La présence d’ecchymoses très-petites et très-nombreuses autour du cou donnait à ces conclusions une vraisemblance absolue.

Ils ne relevèrent d’ailleurs aucune autre lésion ; pas une contusion, pas une égratignure, rien.

Ne devenait-il pas dès-lors évident, que cette lutte si acharnée, mortelle, avait dû être excessivement courte.

Entre l’instant où la ronde avait entendu un cri et le moment où Lecoq avait vu par la découpure du volet tomber la victime, tout avait été consommé.
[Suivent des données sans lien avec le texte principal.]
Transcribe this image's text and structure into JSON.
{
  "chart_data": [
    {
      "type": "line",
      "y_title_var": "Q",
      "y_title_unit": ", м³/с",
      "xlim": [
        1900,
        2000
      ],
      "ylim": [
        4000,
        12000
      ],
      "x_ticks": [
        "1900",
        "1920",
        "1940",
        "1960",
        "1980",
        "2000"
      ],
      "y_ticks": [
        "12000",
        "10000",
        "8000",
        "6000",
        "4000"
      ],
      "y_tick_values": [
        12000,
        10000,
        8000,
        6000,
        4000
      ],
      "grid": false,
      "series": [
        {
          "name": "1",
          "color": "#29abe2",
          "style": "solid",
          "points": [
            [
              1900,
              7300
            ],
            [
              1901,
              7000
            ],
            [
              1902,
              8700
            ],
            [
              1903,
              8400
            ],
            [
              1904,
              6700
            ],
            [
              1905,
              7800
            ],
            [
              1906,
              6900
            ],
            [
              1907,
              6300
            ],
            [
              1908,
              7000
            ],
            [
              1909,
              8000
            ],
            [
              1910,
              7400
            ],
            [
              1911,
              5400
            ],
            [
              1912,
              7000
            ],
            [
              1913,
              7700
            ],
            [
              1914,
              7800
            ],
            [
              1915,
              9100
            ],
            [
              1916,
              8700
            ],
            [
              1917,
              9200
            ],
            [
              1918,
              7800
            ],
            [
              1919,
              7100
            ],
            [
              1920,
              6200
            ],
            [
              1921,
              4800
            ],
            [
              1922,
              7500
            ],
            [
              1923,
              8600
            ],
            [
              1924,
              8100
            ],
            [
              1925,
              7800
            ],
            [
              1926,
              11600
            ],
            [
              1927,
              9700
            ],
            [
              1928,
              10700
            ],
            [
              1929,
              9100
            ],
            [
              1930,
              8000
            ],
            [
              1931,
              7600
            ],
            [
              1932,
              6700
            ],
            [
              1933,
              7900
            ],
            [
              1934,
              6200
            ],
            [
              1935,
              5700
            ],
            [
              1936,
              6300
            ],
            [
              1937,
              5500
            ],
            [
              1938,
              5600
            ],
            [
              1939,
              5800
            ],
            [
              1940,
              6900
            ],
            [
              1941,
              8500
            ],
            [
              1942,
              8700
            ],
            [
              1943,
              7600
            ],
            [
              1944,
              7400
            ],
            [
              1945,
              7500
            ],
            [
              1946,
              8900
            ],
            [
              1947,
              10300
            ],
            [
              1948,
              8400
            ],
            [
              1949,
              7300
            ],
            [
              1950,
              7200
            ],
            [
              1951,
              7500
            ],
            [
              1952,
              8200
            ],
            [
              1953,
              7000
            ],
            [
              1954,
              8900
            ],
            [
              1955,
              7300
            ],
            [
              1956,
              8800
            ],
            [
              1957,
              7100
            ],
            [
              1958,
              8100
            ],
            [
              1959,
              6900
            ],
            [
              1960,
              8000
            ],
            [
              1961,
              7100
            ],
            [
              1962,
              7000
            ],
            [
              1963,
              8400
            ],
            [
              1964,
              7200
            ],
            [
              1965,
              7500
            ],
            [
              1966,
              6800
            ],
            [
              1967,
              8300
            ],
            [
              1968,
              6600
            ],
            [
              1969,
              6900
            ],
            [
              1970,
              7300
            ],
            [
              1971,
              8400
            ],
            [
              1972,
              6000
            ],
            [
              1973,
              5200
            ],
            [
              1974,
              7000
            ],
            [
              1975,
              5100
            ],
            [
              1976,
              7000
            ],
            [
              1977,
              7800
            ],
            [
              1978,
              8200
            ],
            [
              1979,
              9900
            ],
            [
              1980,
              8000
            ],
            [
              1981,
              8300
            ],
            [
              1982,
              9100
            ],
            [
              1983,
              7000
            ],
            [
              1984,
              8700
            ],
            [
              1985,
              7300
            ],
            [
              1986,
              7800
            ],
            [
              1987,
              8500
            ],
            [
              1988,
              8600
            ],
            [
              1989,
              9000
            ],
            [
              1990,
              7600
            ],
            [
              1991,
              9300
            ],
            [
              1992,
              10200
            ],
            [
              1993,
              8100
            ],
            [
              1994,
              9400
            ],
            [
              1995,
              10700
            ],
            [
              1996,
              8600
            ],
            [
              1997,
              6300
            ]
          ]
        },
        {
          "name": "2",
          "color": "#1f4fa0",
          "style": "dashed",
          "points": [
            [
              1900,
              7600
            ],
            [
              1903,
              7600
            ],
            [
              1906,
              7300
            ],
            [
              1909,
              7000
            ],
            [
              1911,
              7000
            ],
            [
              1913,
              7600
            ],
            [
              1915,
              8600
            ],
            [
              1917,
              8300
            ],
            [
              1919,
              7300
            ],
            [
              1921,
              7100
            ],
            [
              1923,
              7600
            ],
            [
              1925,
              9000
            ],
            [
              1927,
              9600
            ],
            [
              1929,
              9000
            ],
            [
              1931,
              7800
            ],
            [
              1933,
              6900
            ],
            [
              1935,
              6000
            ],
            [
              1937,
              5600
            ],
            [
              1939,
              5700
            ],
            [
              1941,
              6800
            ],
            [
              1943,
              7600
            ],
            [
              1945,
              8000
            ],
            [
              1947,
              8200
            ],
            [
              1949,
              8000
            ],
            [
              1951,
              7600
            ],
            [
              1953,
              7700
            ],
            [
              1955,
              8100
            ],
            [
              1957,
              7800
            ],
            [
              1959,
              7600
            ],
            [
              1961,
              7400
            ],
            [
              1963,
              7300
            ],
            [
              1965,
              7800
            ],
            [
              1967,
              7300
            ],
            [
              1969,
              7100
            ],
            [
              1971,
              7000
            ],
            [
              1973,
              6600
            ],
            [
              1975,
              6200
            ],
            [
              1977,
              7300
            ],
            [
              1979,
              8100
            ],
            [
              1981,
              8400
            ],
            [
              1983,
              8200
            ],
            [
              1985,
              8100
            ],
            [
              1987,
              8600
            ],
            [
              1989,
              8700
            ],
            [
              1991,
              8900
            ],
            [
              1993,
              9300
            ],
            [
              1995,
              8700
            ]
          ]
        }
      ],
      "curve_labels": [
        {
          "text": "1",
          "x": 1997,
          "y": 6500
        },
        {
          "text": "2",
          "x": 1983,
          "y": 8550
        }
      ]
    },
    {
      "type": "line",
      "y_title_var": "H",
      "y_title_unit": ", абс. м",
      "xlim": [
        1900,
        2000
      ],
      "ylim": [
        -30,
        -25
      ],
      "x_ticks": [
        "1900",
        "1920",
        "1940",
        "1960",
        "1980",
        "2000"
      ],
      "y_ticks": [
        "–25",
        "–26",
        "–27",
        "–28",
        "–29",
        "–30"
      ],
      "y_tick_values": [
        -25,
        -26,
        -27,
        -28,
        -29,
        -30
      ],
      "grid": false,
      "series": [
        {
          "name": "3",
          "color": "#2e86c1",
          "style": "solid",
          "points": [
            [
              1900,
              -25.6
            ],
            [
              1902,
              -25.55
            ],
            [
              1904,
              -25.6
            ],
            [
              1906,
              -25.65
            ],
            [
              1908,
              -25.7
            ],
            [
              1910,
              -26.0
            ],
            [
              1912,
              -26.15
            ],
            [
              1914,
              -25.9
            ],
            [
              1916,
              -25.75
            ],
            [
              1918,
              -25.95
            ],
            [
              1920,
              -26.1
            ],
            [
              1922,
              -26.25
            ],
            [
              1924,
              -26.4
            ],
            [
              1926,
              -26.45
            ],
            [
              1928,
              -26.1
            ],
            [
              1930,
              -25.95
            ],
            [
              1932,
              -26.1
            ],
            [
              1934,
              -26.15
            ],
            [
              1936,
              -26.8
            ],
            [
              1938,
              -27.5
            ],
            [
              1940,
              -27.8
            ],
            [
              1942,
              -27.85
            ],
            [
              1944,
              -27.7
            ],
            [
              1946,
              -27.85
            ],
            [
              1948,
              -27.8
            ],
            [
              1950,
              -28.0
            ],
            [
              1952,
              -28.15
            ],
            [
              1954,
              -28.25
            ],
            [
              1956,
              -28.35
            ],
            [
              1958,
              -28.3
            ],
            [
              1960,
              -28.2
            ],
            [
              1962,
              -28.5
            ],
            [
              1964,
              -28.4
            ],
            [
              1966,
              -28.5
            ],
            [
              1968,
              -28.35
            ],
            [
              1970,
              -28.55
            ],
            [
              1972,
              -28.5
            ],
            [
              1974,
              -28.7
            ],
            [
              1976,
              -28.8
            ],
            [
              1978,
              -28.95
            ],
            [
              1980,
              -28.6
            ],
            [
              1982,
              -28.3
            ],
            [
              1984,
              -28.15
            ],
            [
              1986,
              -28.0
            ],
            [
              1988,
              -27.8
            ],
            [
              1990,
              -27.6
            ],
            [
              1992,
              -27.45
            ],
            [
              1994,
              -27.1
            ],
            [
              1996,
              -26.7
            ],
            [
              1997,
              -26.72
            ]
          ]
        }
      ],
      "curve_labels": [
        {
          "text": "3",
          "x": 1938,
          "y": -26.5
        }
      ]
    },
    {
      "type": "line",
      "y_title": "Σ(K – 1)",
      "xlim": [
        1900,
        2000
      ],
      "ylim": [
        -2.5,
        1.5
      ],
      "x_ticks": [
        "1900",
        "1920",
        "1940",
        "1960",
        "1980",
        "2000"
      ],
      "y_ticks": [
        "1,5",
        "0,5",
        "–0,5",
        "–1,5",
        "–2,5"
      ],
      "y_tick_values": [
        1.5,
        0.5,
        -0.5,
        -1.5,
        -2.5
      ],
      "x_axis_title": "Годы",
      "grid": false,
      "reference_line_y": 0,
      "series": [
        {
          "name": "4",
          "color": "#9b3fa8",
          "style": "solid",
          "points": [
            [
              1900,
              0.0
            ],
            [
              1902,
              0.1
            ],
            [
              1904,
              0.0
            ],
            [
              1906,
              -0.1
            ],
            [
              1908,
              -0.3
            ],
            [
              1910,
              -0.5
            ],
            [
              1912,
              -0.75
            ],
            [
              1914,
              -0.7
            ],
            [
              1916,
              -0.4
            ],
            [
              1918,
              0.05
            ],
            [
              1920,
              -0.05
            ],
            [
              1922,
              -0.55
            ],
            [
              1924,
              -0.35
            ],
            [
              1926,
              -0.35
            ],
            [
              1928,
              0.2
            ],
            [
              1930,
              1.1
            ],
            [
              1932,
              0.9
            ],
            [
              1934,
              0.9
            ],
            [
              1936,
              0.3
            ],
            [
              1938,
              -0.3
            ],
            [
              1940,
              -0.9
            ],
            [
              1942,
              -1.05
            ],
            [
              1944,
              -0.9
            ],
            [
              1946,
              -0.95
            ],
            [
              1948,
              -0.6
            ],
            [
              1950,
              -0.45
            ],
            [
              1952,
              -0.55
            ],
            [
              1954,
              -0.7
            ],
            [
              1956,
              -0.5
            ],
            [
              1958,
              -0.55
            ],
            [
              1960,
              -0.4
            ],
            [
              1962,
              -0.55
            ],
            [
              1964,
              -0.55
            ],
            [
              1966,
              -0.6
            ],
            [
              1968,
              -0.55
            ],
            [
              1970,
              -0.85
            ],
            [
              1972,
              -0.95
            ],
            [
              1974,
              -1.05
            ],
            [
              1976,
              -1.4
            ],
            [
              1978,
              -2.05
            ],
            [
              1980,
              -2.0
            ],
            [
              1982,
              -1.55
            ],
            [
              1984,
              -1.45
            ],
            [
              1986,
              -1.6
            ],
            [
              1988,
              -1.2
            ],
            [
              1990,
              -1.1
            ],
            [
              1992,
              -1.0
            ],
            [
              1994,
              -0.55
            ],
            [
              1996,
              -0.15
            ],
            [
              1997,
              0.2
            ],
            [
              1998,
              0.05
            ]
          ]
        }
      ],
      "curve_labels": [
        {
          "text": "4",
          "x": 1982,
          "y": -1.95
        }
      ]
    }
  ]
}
L’examen des deux autres individus « homicidés, » pour parler la langue de la médecine légale, exigeait des précautions différentes sinon plus grandes.

Leur position avait été respectée ; ils gisaient en travers de la cheminée comme ils étaient tombés, et leur attitude devait fournir des indices précieux.

Elle était telle, cette attitude, qu’il ne pouvait même tenir à l’idée que leur mort n’eût pas été instantanée.

Tous deux étaient étendus sur le dos, les jambes allongées, les mains largement ouvertes.

Pas de crispations, de torsions de muscles, nulle trace de combat, ils avaient été foudroyés.

Leur physionomie, à l’un et à l’autre, exprima l’épouvante arrivée à son paroxysme. Ce qui devait faire présumer, l’opinion de Devergie admise, que le dernier sentiment de leur existence avait été non la colère et la haine, mais la terreur…

— Ainsi, disait le vieux docteur, je suis autorisé à imaginer qu’ils ont dû être stupéfiés par quelque spectacle absolument imprévu, étrange, effrayant… Cette expression terrifiée que je leur vois, je ne l’ai surprise qu’une fois, sur les traits d’une brave femme, morte subitement du saisissement qu’elle éprouva en voyant entrer chez elle un de ses voisins qui s’était déguisé en fantôme, pour lui faire une bonne farce.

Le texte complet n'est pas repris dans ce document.